Troubleshooting Common Issues

CUDA Out of Memory

# Reduce batch size and context
python server.py --batch-size 1 --context-length 1024

# Use smaller model
ollama pull llama2:7b-chat  # instead of 70b

Slow Inference

# Check GPU utilization
nvidia-smi

# Enable GPU acceleration
export CUDA_VISIBLE_DEVICES=0

# Use faster quantization
python download-model.py TheBloke/Llama-2-7B-GGML:q4_0

Network Issues

# Test connectivity
curl -X POST http://localhost:11434/api/generate \
  -H "Content-Type: application/json" \
  -d '{"model": "llama2", "prompt": "Hello"}'

# Check firewall
sudo ufw status

Future Considerations

Scaling Up

  • Multiple GPU setups with tensor parallelism
  • Model quantization improvements (3-bit, 2-bit)
  • Distributed inference across machines
  • Hardware acceleration (TPUs, Intel GPUs)

Integration Options

  • LangChain for application development
  • LlamaIndex for document Q&A
  • Custom API development
  • WebSocket support for real-time apps

Conclusion

Self-hosted LLMs are now practical for many use cases. Start with a 7B model on consumer hardware, then scale up as needed.
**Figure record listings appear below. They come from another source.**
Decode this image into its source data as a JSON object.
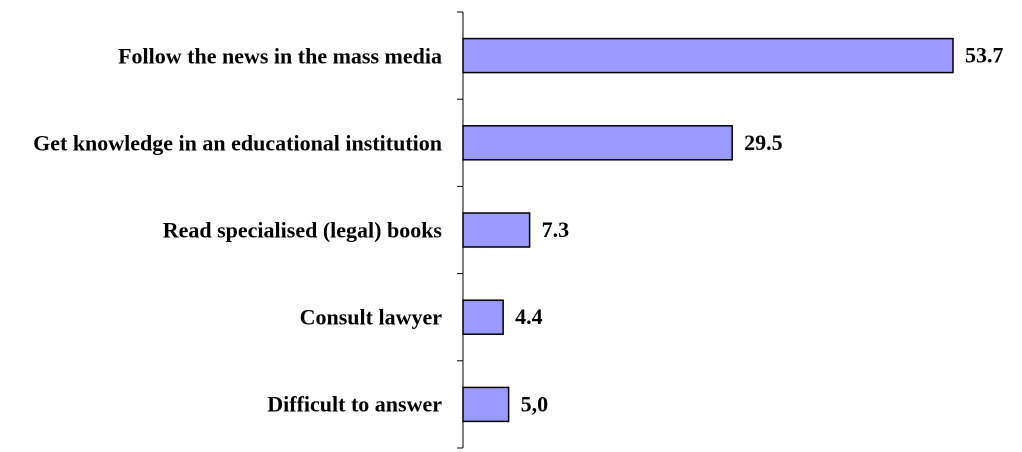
{
  "chart_data": {
    "type": "bar",
    "orientation": "horizontal",
    "categories": [
      "Follow the news in the mass media",
      "Get knowledge in an educational institution",
      "Read specialised (legal) books",
      "Consult lawyer",
      "Difficult to answer"
    ],
    "values": [
      53.7,
      29.5,
      7.3,
      4.4,
      5.0
    ],
    "value_labels": [
      "53.7",
      "29.5",
      "7.3",
      "4.4",
      "5,0"
    ],
    "color": "#9999ff"
  }
}
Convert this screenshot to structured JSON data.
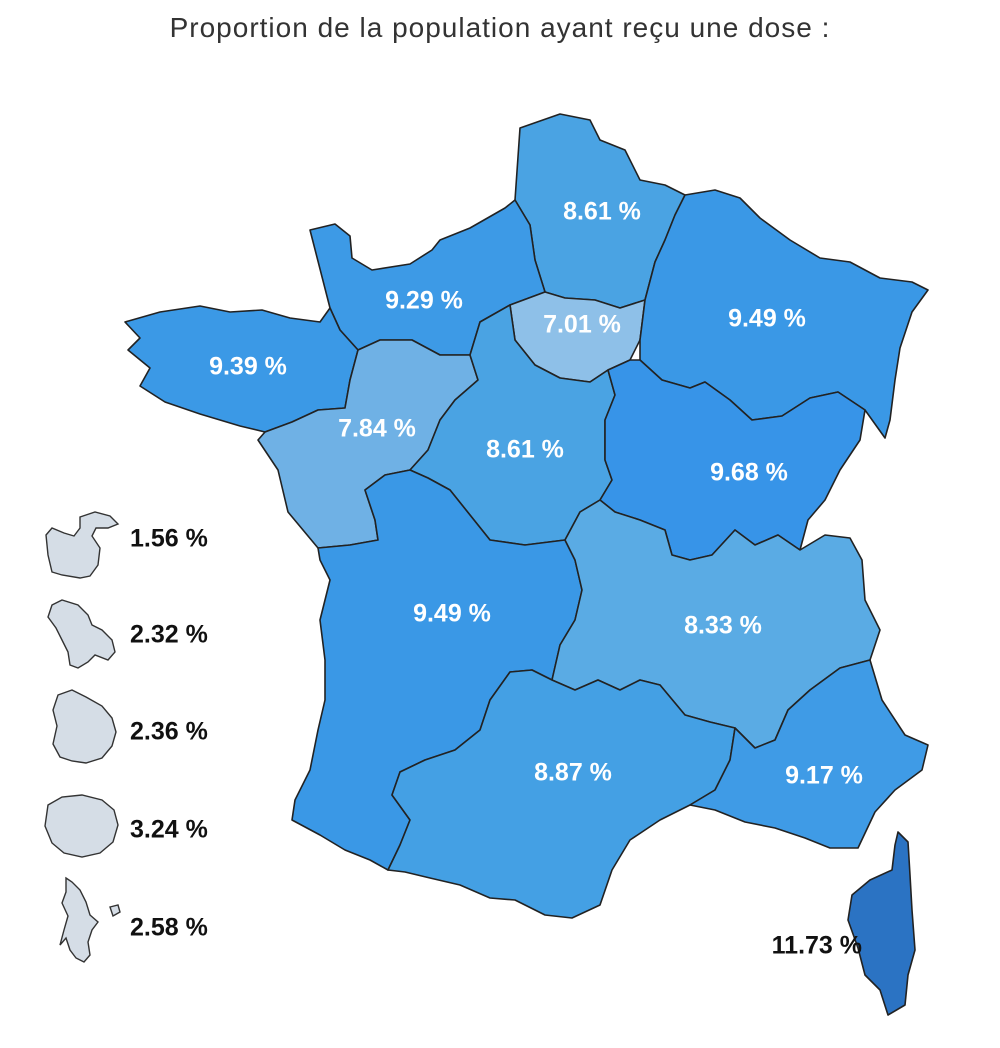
{
  "title": "Proportion de la population ayant reçu une dose :",
  "colors": {
    "light": "#d5dde6",
    "dark": "#2b73c3"
  },
  "regions": [
    {
      "name": "Hauts-de-France",
      "value": "8.61 %",
      "color": "#4aa3e3"
    },
    {
      "name": "Normandie",
      "value": "9.29 %",
      "color": "#3d9ae6"
    },
    {
      "name": "Île-de-France",
      "value": "7.01 %",
      "color": "#8ec0e8"
    },
    {
      "name": "Grand Est",
      "value": "9.49 %",
      "color": "#3a98e6"
    },
    {
      "name": "Bretagne",
      "value": "9.39 %",
      "color": "#3b99e6"
    },
    {
      "name": "Pays de la Loire",
      "value": "7.84 %",
      "color": "#6fb1e5"
    },
    {
      "name": "Centre-Val de Loire",
      "value": "8.61 %",
      "color": "#4aa3e3"
    },
    {
      "name": "Bourgogne-Franche-Comté",
      "value": "9.68 %",
      "color": "#3794e8"
    },
    {
      "name": "Nouvelle-Aquitaine",
      "value": "9.49 %",
      "color": "#3a98e6"
    },
    {
      "name": "Auvergne-Rhône-Alpes",
      "value": "8.33 %",
      "color": "#5aabe4"
    },
    {
      "name": "Occitanie",
      "value": "8.87 %",
      "color": "#44a0e4"
    },
    {
      "name": "Provence-Alpes-Côte d'Azur",
      "value": "9.17 %",
      "color": "#3f9be6"
    },
    {
      "name": "Corse",
      "value": "11.73 %",
      "color": "#2b73c3"
    }
  ],
  "overseas": [
    {
      "name": "Guadeloupe",
      "value": "1.56 %"
    },
    {
      "name": "Martinique",
      "value": "2.32 %"
    },
    {
      "name": "Guyane",
      "value": "2.36 %"
    },
    {
      "name": "La Réunion",
      "value": "3.24 %"
    },
    {
      "name": "Mayotte",
      "value": "2.58 %"
    }
  ]
}
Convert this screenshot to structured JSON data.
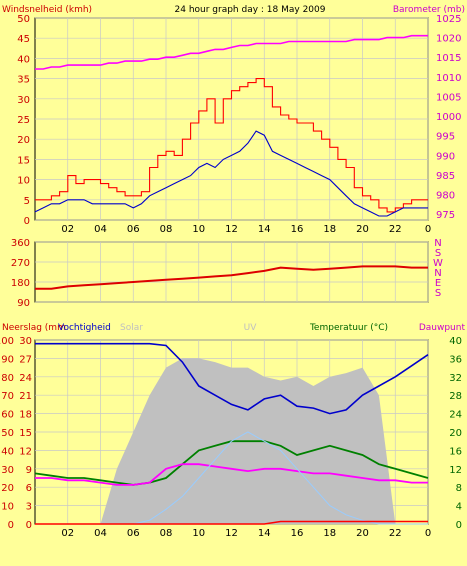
{
  "header": {
    "title": "24 hour graph day : 18 May 2009",
    "left_label": "Windsnelheid (kmh)",
    "right_label": "Barometer (mb)"
  },
  "panel3_labels": {
    "neerslag": "Neerslag (mm",
    "vochtigheid": "Vochtigheid",
    "solar": "Solar",
    "uv": "UV",
    "temperatuur": "Temperatuur (°C)",
    "dauwpunt": "Dauwpunt"
  },
  "colors": {
    "background": "#ffff99",
    "grid": "#c8c8c8",
    "axis_text": "#000000",
    "wind_gust": "#ff0000",
    "wind_avg": "#0000cc",
    "barometer": "#ff00ff",
    "direction": "#dd0000",
    "humidity": "#0000cc",
    "temperature": "#008000",
    "dewpoint": "#ff00ff",
    "solar": "#c0c0c0",
    "uv": "#99ccff",
    "rain": "#ff0000",
    "left_axis_text": "#cc0000",
    "right_axis_text": "#cc00cc",
    "temp_axis_text": "#006600"
  },
  "chart_data": [
    {
      "type": "line",
      "name": "wind_barometer",
      "x_ticks": [
        "02",
        "04",
        "06",
        "08",
        "10",
        "12",
        "14",
        "16",
        "18",
        "20",
        "22",
        "0"
      ],
      "x": [
        0,
        0.5,
        1,
        1.5,
        2,
        2.5,
        3,
        3.5,
        4,
        4.5,
        5,
        5.5,
        6,
        6.5,
        7,
        7.5,
        8,
        8.5,
        9,
        9.5,
        10,
        10.5,
        11,
        11.5,
        12,
        12.5,
        13,
        13.5,
        14,
        14.5,
        15,
        15.5,
        16,
        16.5,
        17,
        17.5,
        18,
        18.5,
        19,
        19.5,
        20,
        20.5,
        21,
        21.5,
        22,
        22.5,
        23,
        23.5,
        24
      ],
      "ylim_left": [
        0,
        50
      ],
      "yticks_left": [
        0,
        5,
        10,
        15,
        20,
        25,
        30,
        35,
        40,
        45,
        50
      ],
      "ylim_right": [
        973.5,
        1025
      ],
      "yticks_right": [
        975,
        980,
        985,
        990,
        995,
        1000,
        1005,
        1010,
        1015,
        1020,
        1025
      ],
      "series": [
        {
          "label": "wind_gust",
          "axis": "left",
          "values": [
            5,
            5,
            6,
            7,
            11,
            9,
            10,
            10,
            9,
            8,
            7,
            6,
            6,
            7,
            13,
            16,
            17,
            16,
            20,
            24,
            27,
            30,
            24,
            30,
            32,
            33,
            34,
            35,
            33,
            28,
            26,
            25,
            24,
            24,
            22,
            20,
            18,
            15,
            13,
            8,
            6,
            5,
            3,
            2,
            3,
            4,
            5,
            5,
            5
          ]
        },
        {
          "label": "wind_avg",
          "axis": "left",
          "values": [
            2,
            3,
            4,
            4,
            5,
            5,
            5,
            4,
            4,
            4,
            4,
            4,
            3,
            4,
            6,
            7,
            8,
            9,
            10,
            11,
            13,
            14,
            13,
            15,
            16,
            17,
            19,
            22,
            21,
            17,
            16,
            15,
            14,
            13,
            12,
            11,
            10,
            8,
            6,
            4,
            3,
            2,
            1,
            1,
            2,
            3,
            3,
            3,
            3
          ]
        },
        {
          "label": "barometer",
          "axis": "right",
          "values": [
            1012,
            1012,
            1012.5,
            1012.5,
            1013,
            1013,
            1013,
            1013,
            1013,
            1013.5,
            1013.5,
            1014,
            1014,
            1014,
            1014.5,
            1014.5,
            1015,
            1015,
            1015.5,
            1016,
            1016,
            1016.5,
            1017,
            1017,
            1017.5,
            1018,
            1018,
            1018.5,
            1018.5,
            1018.5,
            1018.5,
            1019,
            1019,
            1019,
            1019,
            1019,
            1019,
            1019,
            1019,
            1019.5,
            1019.5,
            1019.5,
            1019.5,
            1020,
            1020,
            1020,
            1020.5,
            1020.5,
            1020.5
          ]
        }
      ],
      "extra_ticks_left": [
        "0"
      ]
    },
    {
      "type": "line",
      "name": "wind_direction",
      "x": [
        0,
        1,
        2,
        3,
        4,
        5,
        6,
        7,
        8,
        9,
        10,
        11,
        12,
        13,
        14,
        15,
        16,
        17,
        18,
        19,
        20,
        21,
        22,
        23,
        24
      ],
      "ylim": [
        90,
        360
      ],
      "yticks_left": [
        90,
        180,
        270,
        360
      ],
      "yticks_right": [
        "S",
        "E",
        "N",
        "W",
        "S",
        "N"
      ],
      "right_tick_values": [
        135,
        180,
        225,
        270,
        315,
        360
      ],
      "series": [
        {
          "label": "direction",
          "values": [
            150,
            150,
            160,
            165,
            170,
            175,
            180,
            185,
            190,
            195,
            200,
            205,
            210,
            220,
            230,
            245,
            240,
            235,
            240,
            245,
            250,
            250,
            250,
            245,
            245
          ]
        }
      ]
    },
    {
      "type": "line",
      "name": "humidity_temperature",
      "x": [
        0,
        1,
        2,
        3,
        4,
        5,
        6,
        7,
        8,
        9,
        10,
        11,
        12,
        13,
        14,
        15,
        16,
        17,
        18,
        19,
        20,
        21,
        22,
        23,
        24
      ],
      "ylim_humidity": [
        0,
        100
      ],
      "yticks_humidity": [
        0,
        10,
        20,
        30,
        40,
        50,
        60,
        70,
        80,
        90,
        100
      ],
      "ylim_rain": [
        0,
        30
      ],
      "yticks_rain": [
        0,
        3,
        6,
        9,
        12,
        15,
        18,
        21,
        24,
        27,
        30
      ],
      "ylim_temp": [
        0,
        40
      ],
      "yticks_temp": [
        0,
        4,
        8,
        12,
        16,
        20,
        24,
        28,
        32,
        36,
        40
      ],
      "series": [
        {
          "label": "humidity",
          "axis": "humidity",
          "values": [
            98,
            98,
            98,
            98,
            98,
            98,
            98,
            98,
            97,
            88,
            75,
            70,
            65,
            62,
            68,
            70,
            64,
            63,
            60,
            62,
            70,
            75,
            80,
            86,
            92
          ]
        },
        {
          "label": "temperature",
          "axis": "temp",
          "values": [
            11,
            10.5,
            10,
            10,
            9.5,
            9,
            8.5,
            9,
            10,
            13,
            16,
            17,
            18,
            18,
            18,
            17,
            15,
            16,
            17,
            16,
            15,
            13,
            12,
            11,
            10
          ]
        },
        {
          "label": "dewpoint",
          "axis": "temp",
          "values": [
            10,
            10,
            9.5,
            9.5,
            9,
            8.5,
            8.5,
            9,
            12,
            13,
            13,
            12.5,
            12,
            11.5,
            12,
            12,
            11.5,
            11,
            11,
            10.5,
            10,
            9.5,
            9.5,
            9,
            9
          ]
        },
        {
          "label": "solar",
          "axis": "humidity",
          "values": [
            0,
            0,
            0,
            0,
            0,
            30,
            50,
            70,
            85,
            90,
            90,
            88,
            85,
            85,
            80,
            78,
            80,
            75,
            80,
            82,
            85,
            70,
            0,
            0,
            0
          ]
        },
        {
          "label": "uv",
          "axis": "humidity",
          "values": [
            0,
            0,
            0,
            0,
            0,
            0,
            0,
            2,
            8,
            15,
            25,
            35,
            45,
            50,
            45,
            40,
            30,
            20,
            10,
            5,
            2,
            0,
            0,
            0,
            0
          ]
        },
        {
          "label": "rain",
          "axis": "rain",
          "values": [
            0,
            0,
            0,
            0,
            0,
            0,
            0,
            0,
            0,
            0,
            0,
            0,
            0,
            0,
            0,
            0.4,
            0.4,
            0.4,
            0.4,
            0.4,
            0.4,
            0.4,
            0.4,
            0.4,
            0.4
          ]
        }
      ]
    }
  ]
}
The privacy and cost benefits are significant for production workloads.

Total setup time: 2-4 hours for basic setup, 1-2 days for production deployment.

Success rate: High with proper hardware and following best practices.

This setup powers my daily AI workflows and handles 1000+ queries per day without issues.